Removal of Live Phyllosphere Microbes for Later Inoculation
- Attach "nubby" vortex head to the vortexer. Prepare at least 5 TSA plates for later use.
- Create a 0.01% solution of tween 80 in sterile PBS. As of now, use a working ratio of 5 mL washing solution to 1 g of plant matter.
- A very simple way to create this solution is to add 1 uL of Tween80 to each 10 mL of PBS! For example, add 4 uL of Tween80 to 40 mL of sterile PBS. Vortex thoroughly!
- Using sterile scissors and sterile forceps (sterilized with ethanol OR flame, whichever is the easiest and most effective), hold the individual Arabidopsis by a leaf and snip the stem just above the surface of the soil - transfer to sterile 15 mL conical tube labelled with the sample(s)’ s ID and date obtained.

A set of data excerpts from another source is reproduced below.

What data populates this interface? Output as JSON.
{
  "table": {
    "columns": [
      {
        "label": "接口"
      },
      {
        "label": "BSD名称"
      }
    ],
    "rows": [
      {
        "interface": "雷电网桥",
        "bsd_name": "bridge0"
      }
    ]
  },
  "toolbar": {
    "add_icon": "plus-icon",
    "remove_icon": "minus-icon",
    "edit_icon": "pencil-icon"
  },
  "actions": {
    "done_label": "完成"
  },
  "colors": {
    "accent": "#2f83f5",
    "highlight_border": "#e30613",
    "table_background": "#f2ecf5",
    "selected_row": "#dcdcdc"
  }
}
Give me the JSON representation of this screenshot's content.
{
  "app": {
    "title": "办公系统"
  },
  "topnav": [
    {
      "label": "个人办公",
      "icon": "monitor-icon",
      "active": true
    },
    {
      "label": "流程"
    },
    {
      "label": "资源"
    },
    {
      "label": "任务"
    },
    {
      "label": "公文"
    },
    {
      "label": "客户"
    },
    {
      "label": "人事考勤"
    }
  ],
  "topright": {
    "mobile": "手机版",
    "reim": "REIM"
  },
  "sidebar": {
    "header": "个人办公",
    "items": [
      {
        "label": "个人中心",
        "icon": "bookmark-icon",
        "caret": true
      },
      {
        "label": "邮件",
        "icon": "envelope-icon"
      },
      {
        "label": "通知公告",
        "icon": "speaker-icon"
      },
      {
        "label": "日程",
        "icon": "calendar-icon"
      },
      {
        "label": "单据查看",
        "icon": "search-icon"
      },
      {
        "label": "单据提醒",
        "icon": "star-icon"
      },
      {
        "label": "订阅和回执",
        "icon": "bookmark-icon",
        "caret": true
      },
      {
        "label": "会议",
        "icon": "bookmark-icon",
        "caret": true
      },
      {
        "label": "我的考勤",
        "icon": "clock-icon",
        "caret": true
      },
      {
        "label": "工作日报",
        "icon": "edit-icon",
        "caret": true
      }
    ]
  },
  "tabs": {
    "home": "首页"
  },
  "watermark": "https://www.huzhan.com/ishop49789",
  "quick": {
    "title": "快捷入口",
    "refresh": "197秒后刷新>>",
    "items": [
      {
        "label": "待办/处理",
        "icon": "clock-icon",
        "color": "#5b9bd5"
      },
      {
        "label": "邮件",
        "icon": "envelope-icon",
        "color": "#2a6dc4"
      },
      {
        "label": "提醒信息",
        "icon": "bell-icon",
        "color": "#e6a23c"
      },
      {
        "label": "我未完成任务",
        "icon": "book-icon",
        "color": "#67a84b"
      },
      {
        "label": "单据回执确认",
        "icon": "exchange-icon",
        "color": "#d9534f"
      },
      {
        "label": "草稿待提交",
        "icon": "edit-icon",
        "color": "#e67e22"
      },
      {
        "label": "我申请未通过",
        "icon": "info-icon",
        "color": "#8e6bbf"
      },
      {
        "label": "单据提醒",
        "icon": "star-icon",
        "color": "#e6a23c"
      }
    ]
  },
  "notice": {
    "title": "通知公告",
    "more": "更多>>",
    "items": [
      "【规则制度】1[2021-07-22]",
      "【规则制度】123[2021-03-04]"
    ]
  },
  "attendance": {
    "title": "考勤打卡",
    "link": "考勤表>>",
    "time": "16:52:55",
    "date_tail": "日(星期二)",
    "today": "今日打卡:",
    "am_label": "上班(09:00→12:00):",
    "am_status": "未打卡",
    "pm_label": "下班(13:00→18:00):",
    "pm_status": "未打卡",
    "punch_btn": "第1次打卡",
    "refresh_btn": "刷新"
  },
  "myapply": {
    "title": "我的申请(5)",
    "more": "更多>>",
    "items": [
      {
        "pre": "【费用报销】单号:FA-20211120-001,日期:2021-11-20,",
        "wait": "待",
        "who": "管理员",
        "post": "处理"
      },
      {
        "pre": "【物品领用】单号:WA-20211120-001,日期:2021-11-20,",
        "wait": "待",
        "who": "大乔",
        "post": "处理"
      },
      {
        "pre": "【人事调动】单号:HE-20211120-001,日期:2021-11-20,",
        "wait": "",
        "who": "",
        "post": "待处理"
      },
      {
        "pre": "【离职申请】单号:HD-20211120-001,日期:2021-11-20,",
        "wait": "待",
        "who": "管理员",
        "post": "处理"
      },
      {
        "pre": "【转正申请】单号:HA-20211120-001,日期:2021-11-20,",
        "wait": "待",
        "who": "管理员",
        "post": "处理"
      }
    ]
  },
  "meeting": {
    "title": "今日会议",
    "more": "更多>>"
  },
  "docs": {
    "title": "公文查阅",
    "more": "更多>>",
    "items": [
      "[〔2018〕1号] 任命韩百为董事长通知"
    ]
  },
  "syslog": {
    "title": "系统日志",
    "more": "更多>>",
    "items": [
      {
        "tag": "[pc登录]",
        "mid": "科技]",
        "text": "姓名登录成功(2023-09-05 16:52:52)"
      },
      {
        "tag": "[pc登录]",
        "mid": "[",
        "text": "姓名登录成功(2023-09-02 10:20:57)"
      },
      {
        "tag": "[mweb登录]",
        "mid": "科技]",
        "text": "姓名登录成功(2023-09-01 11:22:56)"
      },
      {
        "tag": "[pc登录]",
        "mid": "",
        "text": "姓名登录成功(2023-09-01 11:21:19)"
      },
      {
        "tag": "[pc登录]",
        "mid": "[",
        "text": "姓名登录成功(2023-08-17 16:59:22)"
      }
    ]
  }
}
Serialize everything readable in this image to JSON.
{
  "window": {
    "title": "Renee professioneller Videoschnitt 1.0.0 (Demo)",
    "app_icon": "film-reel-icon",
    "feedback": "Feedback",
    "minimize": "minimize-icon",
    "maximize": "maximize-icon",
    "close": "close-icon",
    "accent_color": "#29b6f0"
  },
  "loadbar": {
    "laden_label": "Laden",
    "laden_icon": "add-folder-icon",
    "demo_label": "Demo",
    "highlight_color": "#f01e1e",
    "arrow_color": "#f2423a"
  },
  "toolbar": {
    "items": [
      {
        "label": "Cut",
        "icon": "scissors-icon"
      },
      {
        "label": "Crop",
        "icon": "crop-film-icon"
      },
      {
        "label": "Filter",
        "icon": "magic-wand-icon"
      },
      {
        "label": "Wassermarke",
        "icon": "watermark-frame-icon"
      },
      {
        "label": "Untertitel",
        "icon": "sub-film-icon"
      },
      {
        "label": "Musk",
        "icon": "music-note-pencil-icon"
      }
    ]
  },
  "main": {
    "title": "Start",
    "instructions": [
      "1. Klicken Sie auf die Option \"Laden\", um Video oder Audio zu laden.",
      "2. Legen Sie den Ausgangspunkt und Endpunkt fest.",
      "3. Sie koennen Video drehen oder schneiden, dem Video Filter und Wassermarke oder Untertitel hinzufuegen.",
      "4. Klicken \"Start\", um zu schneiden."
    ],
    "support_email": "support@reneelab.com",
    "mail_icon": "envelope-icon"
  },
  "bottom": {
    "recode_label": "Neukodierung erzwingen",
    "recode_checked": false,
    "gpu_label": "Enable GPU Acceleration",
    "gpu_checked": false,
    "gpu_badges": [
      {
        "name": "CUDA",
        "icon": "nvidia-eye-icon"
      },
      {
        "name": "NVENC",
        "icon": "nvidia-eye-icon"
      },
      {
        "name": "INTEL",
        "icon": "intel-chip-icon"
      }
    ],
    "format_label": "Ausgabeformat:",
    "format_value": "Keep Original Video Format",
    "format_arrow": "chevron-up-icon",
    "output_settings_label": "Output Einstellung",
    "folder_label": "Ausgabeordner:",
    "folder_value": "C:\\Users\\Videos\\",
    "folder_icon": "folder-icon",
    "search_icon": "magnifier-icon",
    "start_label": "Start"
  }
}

- Add 0.01% tween 80 solution to conical tube containing plant matter - use the ratio’s given above! If necessary, close the cap on the conical tube and weigh the tube with plant matter compared to an empty tube, then make calculations.
- Tape the tube to the nubby vortex head - set the vortexer to around 7 or 8 speed and allow to be shaken for 2 minutes.
- After vortexing 2 minutes, take 10 uL of original shaken solution and pipet onto pre-marked surface of the TSA plate.
- Also remove 10 uL of the original solution and dilute 1:10 in sterile water three times to create 10^-1, 10^-2, and 10^-3 aliquots - also pipet 10 uL of each aliquot onto the pre-marked TSA plate surface.
- Repeat the above steps for the same conical tube for a total of 4, 6, and 8 minutes of shaking.
- Repeat the above steps with a fresh sample and a fresh conical tube, each time using different TSA plates for each iteration of the experiment.
- Allow plates to grow at or above room temperature for 2 to 3 days, monitoring at least once a day and recording observations.